At one point during the presidential debate that took place last Wednesday night, moderator Jim Lehrer had to ask the candidates, “What is the difference?” He asked this twice, in a 15-second span, between President Obama’s inaccurate outline of Gov. Romney’s tax plan and the latter’s fumbled defense of his own economic platform.
Twice the moderator had to ask what it was that distinguished one talking head from the other. During a time when both parties are desperately trying to convey to the American people what exactly they are running on, it was their collectively blurred ideologies that stole the spotlight.
I wasn’t going to vote for either of these guys before this debate, but now I’m not sure if I will even watch the second one.

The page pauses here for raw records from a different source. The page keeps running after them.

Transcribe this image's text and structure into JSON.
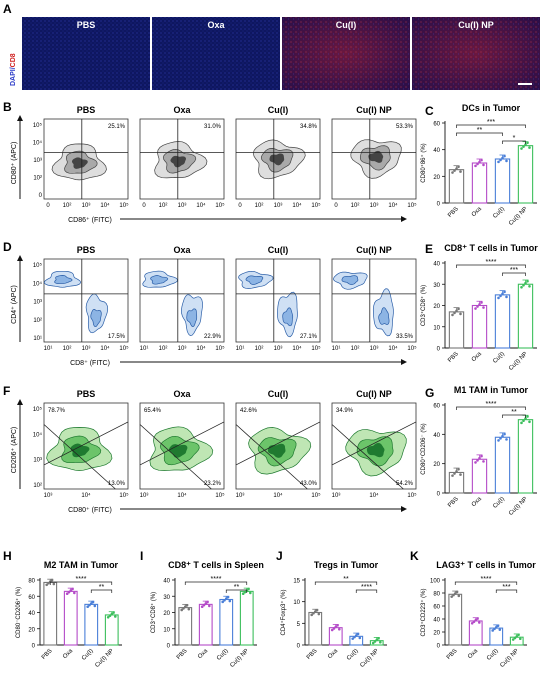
{
  "panels": {
    "A": {
      "label": "A",
      "side_label_blue": "DAPI/",
      "side_label_red": "CD8",
      "groups": [
        "PBS",
        "Oxa",
        "Cu(I)",
        "Cu(I) NP"
      ]
    },
    "B": {
      "label": "B",
      "groups": [
        "PBS",
        "Oxa",
        "Cu(I)",
        "Cu(I) NP"
      ],
      "percents": [
        "25.1%",
        "31.0%",
        "34.8%",
        "53.3%"
      ],
      "ylabel": "CD80⁺ (APC)",
      "xlabel": "CD86⁺ (FITC)",
      "yticks": [
        "10⁵",
        "10⁴",
        "10³",
        "10²",
        "0"
      ],
      "xticks": [
        "0",
        "10²",
        "10³",
        "10⁴",
        "10⁵"
      ]
    },
    "D": {
      "label": "D",
      "groups": [
        "PBS",
        "Oxa",
        "Cu(I)",
        "Cu(I) NP"
      ],
      "percents": [
        "17.5%",
        "22.9%",
        "27.1%",
        "33.5%"
      ],
      "ylabel": "CD4⁺ (APC)",
      "xlabel": "CD8⁺ (FITC)",
      "yticks": [
        "10⁵",
        "10⁴",
        "10³",
        "10²",
        "10¹"
      ],
      "xticks": [
        "10¹",
        "10²",
        "10³",
        "10⁴",
        "10⁵"
      ]
    },
    "F": {
      "label": "F",
      "groups": [
        "PBS",
        "Oxa",
        "Cu(I)",
        "Cu(I) NP"
      ],
      "percents_top": [
        "78.7%",
        "65.4%",
        "42.6%",
        "34.9%"
      ],
      "percents_bottom": [
        "13.0%",
        "23.2%",
        "43.0%",
        "54.2%"
      ],
      "ylabel": "CD206⁺ (APC)",
      "xlabel": "CD80⁺ (FITC)",
      "yticks": [
        "10⁵",
        "10⁴",
        "10³",
        "10²"
      ],
      "xticks": [
        "10³",
        "10⁴",
        "10⁵"
      ]
    }
  },
  "chart_data": [
    {
      "id": "C",
      "type": "bar",
      "title": "DCs in Tumor",
      "ylabel": "CD80⁺86⁺ (%)",
      "categories": [
        "PBS",
        "Oxa",
        "Cu(I)",
        "Cu(I) NP"
      ],
      "values": [
        25,
        30,
        33,
        43
      ],
      "ylim": [
        0,
        60
      ],
      "yticks": [
        0,
        20,
        40,
        60
      ],
      "colors": [
        "#777777",
        "#b44bc8",
        "#4a7fd8",
        "#3cbf5c"
      ],
      "significance": [
        "***",
        "**",
        "*"
      ]
    },
    {
      "id": "E",
      "type": "bar",
      "title": "CD8⁺ T cells in Tumor",
      "ylabel": "CD3⁺CD8⁺ (%)",
      "categories": [
        "PBS",
        "Oxa",
        "Cu(I)",
        "Cu(I) NP"
      ],
      "values": [
        17,
        20,
        25,
        30
      ],
      "ylim": [
        0,
        40
      ],
      "yticks": [
        0,
        10,
        20,
        30,
        40
      ],
      "colors": [
        "#777777",
        "#b44bc8",
        "#4a7fd8",
        "#3cbf5c"
      ],
      "significance": [
        "****",
        "***"
      ]
    },
    {
      "id": "G",
      "type": "bar",
      "title": "M1 TAM in Tumor",
      "ylabel": "CD80⁺CD206⁻ (%)",
      "categories": [
        "PBS",
        "Oxa",
        "Cu(I)",
        "Cu(I) NP"
      ],
      "values": [
        14,
        23,
        38,
        50
      ],
      "ylim": [
        0,
        60
      ],
      "yticks": [
        0,
        20,
        40,
        60
      ],
      "colors": [
        "#777777",
        "#b44bc8",
        "#4a7fd8",
        "#3cbf5c"
      ],
      "significance": [
        "****",
        "**"
      ]
    },
    {
      "id": "H",
      "type": "bar",
      "title": "M2 TAM in Tumor",
      "ylabel": "CD80⁻CD206⁺ (%)",
      "categories": [
        "PBS",
        "Oxa",
        "Cu(I)",
        "Cu(I) NP"
      ],
      "values": [
        77,
        66,
        50,
        37
      ],
      "ylim": [
        0,
        80
      ],
      "yticks": [
        0,
        20,
        40,
        60,
        80
      ],
      "colors": [
        "#777777",
        "#b44bc8",
        "#4a7fd8",
        "#3cbf5c"
      ],
      "significance": [
        "****",
        "**"
      ]
    },
    {
      "id": "I",
      "type": "bar",
      "title": "CD8⁺ T cells in Spleen",
      "ylabel": "CD3⁺CD8⁺ (%)",
      "categories": [
        "PBS",
        "Oxa",
        "Cu(I)",
        "Cu(I) NP"
      ],
      "values": [
        23,
        25,
        28,
        33
      ],
      "ylim": [
        0,
        40
      ],
      "yticks": [
        0,
        10,
        20,
        30,
        40
      ],
      "colors": [
        "#777777",
        "#b44bc8",
        "#4a7fd8",
        "#3cbf5c"
      ],
      "significance": [
        "****",
        "**"
      ]
    },
    {
      "id": "J",
      "type": "bar",
      "title": "Tregs in Tumor",
      "ylabel": "CD4⁺Foxp3⁺ (%)",
      "categories": [
        "PBS",
        "Oxa",
        "Cu(I)",
        "Cu(I) NP"
      ],
      "values": [
        7.5,
        4,
        2,
        1
      ],
      "ylim": [
        0,
        15
      ],
      "yticks": [
        0,
        5,
        10,
        15
      ],
      "colors": [
        "#777777",
        "#b44bc8",
        "#4a7fd8",
        "#3cbf5c"
      ],
      "significance": [
        "**",
        "****"
      ]
    },
    {
      "id": "K",
      "type": "bar",
      "title": "LAG3⁺ T cells in Tumor",
      "ylabel": "CD3⁺CD223⁺ (%)",
      "categories": [
        "PBS",
        "Oxa",
        "Cu(I)",
        "Cu(I) NP"
      ],
      "values": [
        78,
        37,
        26,
        12
      ],
      "ylim": [
        0,
        100
      ],
      "yticks": [
        0,
        20,
        40,
        60,
        80,
        100
      ],
      "colors": [
        "#777777",
        "#b44bc8",
        "#4a7fd8",
        "#3cbf5c"
      ],
      "significance": [
        "****",
        "***"
      ]
    }
  ]
}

Every four years, both the Democrats and the Republicans exalt the significance of the upcoming election. They say it presents an exceedingly rare opportunity to influence the outcome of your nation, and they do this by giving you a choice between right and wrong, good and evil, a new way forward or a return to bedrock principles. But most importantly, they tell you that you have a choice to make, a choice that we all must make, with dire consequences attached to the wrong decision.
If you take a close look at the political parties that have won the presidency in the past couple decades, you will undoubtedly notice stark and decisive differences. Yet it is not the differences that define our broken political system; it is the fundamental similarities that both parties share. In the past eight years, both a Republican president and a Democratic president have trampled over the Constitution by upholding the USA PATRIOT act.
They have both started and escalated foreign military conflicts (no, they are not wars, Congress hasn’t declared one of those since World War II). They conclusively agree that tobacco kills 450,000 Americans a year and incurs $193 billion in health-related costs, yet it is medical marijuana that is destroying our society.
They mutually believe that while Americans of all walks of life are tightening their belts due to lower incomes, higher taxes and fewer jobs, it is acceptable for the federal government to spend billions on schools and roads in Afghanistan that were never built, foreign dictators who hate us, tax breaks for well-connected corporations, an unwinnable war on drugs, subsidies for farmers not to grow food, theft, graph, corruption and fraud through food stamps and Medicaid, and, my personal favorite, an academic study comparing the outcomes of the concurrent and separate use of malt liquor and marijuana.
It seems like these guys can agree on more than just who we shouldn’t allow into the debates. Considering that America is the only democracy on earth with just two main political parties, it is no surprise that there is considerable overlap between the candidates.
Yet at the same time, the extent to which any choice is free is undeniably tied to the range of options one has to choose from. On one hand, you have a guy who, given another four years, will continue to exacerbate our problems. On the other hand, you have a guy who will bring us back the polices that created the mess in the first place. How can we believe we have free choice in this country when the only two candidates with a shot at winning this thing aren’t all that different? If Democrats and Republicans are really just two sides of the same coin, what choice do we have but to flip it?
If we can all agree that the path we are on is unsustainable, then why are we given no choice but to sustain it?